Australia has put itself on a realistic path to achieving what climate activists around the world have long dreamed of: running its power grid entirely on renewable energy.
The Australian Energy Market Operator oversees the nation’s power markets. Chief among them, the National Electricity Market serves about 90 percent of customers, minus remote areas and the west coast. At its peak, the system uses 38 gigawatts of power—more than New York state’s peak consumption. Over the last five years, AEMO has rigorously studied how the country, whose coal fleet is aging and which banned nuclear energy decades ago, can run this grid on renewables alone.
“This is not a climate-zealot kind of approach,” AEMO CEO Daniel Westerman told Canary Media. “Our old coal-fired power stations are breaking down; they’re retiring,” he said. “They’re getting replaced by the least-cost energy, which is renewable energy, backed with storage, connected in with transmission. We’ll have a bit of gas there for the winter doldrums. That is just what’s happening.”
Australia’s efforts could offer a proof of concept for how a nation with a bustling, modern economy can rapidly shift its electricity from fossil fuels—mostly coal with some gas—to wind, solar, storage, and other renewable sources like hydropower.
“There’s nothing impossible about 100 percent renewable supply,” said Jesse Jenkins, a Princeton University professor who has studied net-zero pathways for the US. “Australia has a better chance of this than almost anywhere.”

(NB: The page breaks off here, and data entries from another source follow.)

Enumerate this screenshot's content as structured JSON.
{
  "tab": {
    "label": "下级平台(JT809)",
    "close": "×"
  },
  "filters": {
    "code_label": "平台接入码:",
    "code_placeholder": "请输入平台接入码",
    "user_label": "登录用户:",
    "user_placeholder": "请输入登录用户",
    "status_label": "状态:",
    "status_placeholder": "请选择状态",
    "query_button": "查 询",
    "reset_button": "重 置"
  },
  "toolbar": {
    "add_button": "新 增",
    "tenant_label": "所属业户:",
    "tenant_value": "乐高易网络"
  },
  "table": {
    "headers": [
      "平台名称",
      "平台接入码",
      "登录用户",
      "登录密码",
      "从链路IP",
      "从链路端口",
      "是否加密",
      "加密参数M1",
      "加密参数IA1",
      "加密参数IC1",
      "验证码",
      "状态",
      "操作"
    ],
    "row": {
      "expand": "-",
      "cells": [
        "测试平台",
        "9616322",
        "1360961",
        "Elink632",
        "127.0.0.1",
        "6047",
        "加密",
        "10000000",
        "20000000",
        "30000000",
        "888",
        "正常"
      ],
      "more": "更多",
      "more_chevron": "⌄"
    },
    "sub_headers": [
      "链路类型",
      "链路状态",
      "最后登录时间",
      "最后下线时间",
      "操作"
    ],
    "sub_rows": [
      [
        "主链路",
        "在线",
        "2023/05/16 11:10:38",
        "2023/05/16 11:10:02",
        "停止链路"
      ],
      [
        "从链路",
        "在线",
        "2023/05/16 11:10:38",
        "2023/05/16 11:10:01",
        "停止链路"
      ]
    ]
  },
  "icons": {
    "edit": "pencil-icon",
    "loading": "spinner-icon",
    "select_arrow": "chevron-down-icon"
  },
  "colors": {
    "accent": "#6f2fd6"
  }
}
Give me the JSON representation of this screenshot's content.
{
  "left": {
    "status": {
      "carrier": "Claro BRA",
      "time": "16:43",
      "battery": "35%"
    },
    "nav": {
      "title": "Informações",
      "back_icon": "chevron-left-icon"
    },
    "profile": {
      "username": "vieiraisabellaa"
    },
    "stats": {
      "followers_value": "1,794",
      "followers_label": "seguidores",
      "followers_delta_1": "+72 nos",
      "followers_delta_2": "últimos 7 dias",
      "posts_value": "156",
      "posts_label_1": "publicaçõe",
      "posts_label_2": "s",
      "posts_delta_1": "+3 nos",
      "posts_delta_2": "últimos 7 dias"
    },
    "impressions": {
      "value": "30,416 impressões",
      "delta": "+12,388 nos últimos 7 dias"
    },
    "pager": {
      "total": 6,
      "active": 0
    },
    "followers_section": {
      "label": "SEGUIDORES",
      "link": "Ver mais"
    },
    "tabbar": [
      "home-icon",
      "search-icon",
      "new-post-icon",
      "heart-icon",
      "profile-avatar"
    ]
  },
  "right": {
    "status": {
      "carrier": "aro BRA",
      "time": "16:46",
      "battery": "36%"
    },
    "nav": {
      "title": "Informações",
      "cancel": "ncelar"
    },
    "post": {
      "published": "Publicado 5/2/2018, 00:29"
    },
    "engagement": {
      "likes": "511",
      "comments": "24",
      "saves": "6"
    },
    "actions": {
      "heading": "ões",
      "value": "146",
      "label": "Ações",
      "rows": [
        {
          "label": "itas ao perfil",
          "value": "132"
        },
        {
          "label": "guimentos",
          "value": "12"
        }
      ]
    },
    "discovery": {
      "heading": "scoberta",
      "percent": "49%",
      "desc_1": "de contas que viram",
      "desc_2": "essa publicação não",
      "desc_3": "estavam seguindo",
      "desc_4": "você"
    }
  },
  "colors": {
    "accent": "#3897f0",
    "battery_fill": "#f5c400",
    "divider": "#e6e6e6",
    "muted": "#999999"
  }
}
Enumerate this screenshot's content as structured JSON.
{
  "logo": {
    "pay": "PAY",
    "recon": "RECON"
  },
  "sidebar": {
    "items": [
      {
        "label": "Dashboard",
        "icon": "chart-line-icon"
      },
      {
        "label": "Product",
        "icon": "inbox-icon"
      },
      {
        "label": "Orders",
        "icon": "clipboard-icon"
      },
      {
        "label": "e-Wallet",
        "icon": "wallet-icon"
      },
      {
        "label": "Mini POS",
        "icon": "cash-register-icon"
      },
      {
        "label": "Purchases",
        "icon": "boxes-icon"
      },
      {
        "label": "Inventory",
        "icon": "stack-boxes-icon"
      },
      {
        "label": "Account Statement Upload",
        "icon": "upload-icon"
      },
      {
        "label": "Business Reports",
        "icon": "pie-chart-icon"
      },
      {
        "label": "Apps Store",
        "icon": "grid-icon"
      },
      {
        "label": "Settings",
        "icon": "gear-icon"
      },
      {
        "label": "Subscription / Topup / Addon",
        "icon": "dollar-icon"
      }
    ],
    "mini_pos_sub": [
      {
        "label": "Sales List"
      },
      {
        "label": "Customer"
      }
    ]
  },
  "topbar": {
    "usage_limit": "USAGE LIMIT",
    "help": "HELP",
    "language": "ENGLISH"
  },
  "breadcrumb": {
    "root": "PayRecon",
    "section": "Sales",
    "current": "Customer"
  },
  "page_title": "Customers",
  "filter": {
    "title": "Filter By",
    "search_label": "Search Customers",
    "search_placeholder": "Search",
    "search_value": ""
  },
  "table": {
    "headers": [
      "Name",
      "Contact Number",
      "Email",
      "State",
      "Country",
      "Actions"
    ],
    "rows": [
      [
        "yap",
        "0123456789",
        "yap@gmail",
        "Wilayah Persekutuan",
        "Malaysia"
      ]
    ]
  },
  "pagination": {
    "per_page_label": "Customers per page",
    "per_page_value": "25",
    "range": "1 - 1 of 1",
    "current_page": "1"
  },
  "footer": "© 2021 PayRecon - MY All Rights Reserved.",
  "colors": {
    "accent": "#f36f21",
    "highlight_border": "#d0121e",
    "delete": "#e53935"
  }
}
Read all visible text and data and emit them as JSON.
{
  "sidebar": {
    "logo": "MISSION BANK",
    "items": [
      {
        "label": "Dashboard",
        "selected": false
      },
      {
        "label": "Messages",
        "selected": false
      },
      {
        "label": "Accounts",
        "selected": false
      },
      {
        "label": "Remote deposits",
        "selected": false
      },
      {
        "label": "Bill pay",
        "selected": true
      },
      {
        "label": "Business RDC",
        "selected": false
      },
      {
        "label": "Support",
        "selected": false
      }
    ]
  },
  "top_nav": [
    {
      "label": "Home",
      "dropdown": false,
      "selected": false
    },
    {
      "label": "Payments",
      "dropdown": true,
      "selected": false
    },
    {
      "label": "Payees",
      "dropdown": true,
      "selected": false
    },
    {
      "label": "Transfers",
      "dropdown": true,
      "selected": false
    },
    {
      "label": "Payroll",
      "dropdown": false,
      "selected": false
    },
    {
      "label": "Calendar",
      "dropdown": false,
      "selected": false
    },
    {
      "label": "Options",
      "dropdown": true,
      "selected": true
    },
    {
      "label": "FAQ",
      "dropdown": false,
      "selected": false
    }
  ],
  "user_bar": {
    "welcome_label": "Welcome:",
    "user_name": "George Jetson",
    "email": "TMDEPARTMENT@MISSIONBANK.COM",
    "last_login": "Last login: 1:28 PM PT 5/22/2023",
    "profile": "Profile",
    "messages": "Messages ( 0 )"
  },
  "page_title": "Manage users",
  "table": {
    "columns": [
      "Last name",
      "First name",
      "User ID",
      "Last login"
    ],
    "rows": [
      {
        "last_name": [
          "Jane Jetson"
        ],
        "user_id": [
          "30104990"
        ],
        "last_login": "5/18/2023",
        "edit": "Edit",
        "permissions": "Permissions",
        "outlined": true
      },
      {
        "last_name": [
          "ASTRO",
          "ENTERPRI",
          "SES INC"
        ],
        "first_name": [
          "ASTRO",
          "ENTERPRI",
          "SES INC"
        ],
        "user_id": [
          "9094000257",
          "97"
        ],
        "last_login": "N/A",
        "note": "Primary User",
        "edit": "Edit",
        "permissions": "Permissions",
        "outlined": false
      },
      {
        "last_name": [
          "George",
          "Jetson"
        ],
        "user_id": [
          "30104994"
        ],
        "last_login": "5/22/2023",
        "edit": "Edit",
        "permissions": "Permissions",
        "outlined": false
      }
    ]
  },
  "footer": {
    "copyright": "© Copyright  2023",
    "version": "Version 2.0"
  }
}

So far, renewables have surged to about 35 percent of annual electricity production, while coal still leads with 46 percent, according to the International Energy Agency.
Because this transition is primarily driven by market forces, rather than a legislative or regulatory requirement, Westerman couldn’t say for sure when Australia will hit the 100 percent mark. He does expect 90 percent of Australia’s coal generation will be gone by 2035, and the rest could shutter later that decade.